Mr. Abimbola Olayinka, Resort Savings and Loans Plc
Goddy Egene
Banks’ lending to the agricultural sector in the country has not enjoyed priority as expected because agriculture is yet to be seen as a profitable business.
The assertion was made by the Managing Director/Chief Executive Officer of Resort Savings and Loans Plc, Mr. Abimbola Olayinka, while speaking at a one-day retreat organised by a group of farmers in Ekiti State.
Olayinka, who spoke on the topic: ‘The Impact of Credit on Agricultural Development: Primary Mortgage Bank Option,’ noted that while agriculture remains the mainstay of the economy because of the large workforce that is engaged by the sector, lending to the sector has not been encouraging. According to him, most lending institutions are yet to accept agricultural lending as a profitable business.
“While they venture into lending to other equally risky sectors, agricultural activities have always been tagged as fraught with uncertainties of weather, natural hazards, and possible attack from pest and diseases. This is further compounded by the dearth of skills in agricultural credit appraisal, monitoring and administration in most of the banks,” he said.
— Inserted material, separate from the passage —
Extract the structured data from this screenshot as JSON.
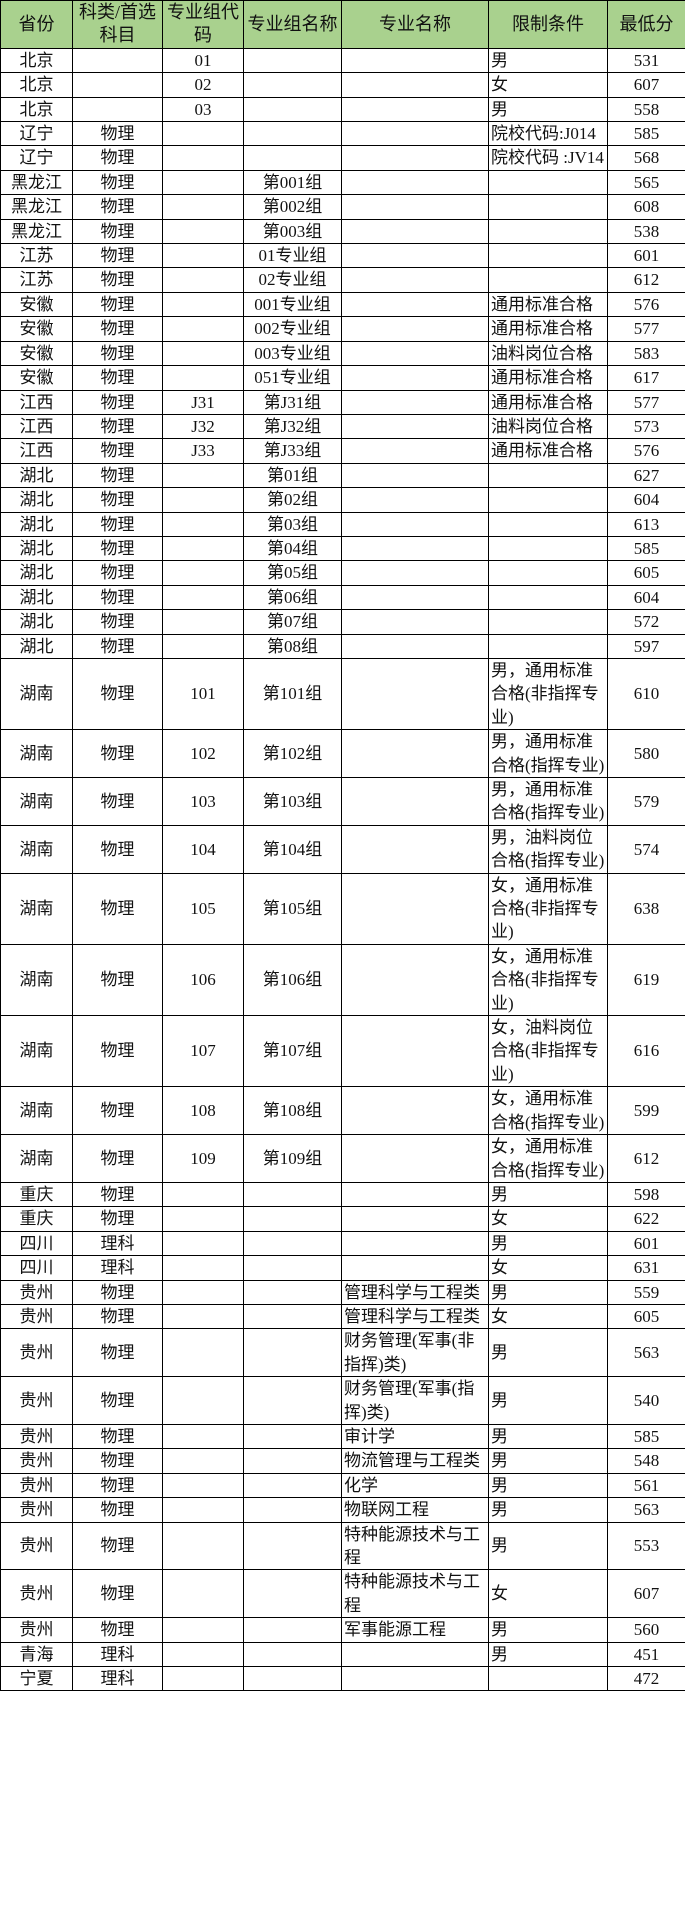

He noted that explained that while the sector employ many people, majority of the farming population are small-holders.
“This category of people is severely faced with lack of financing for productive and practical engagement in commercial farming, a situation that has relegated them to low productivity, low
income, low investment and endemic vicious cycle of poverty,” he said.
He explained that over the years, the Central Bank of Nigeria and other government agencies had enunciated programmes that could provide credit for the sector, such interventions have not succeeded due to some constraints.
He also suggested that microfinance banks and commercial banks should go beyond traditional microfinance loans and offer targeted agricultural loans which are underwritten specifically based on the nature of farm income.
On how mortgage banks can help, the Resort Savings boss explained that Cooperative Housing Development Loan and the National Housing Fund Loan, which could be accessed through mortgage institutions, would provide the farmers with required collateral for loan.
“The acquired property could then be used as further equity in accessing working capital as a result of increase in the value of the [property used as the collateral,” he said.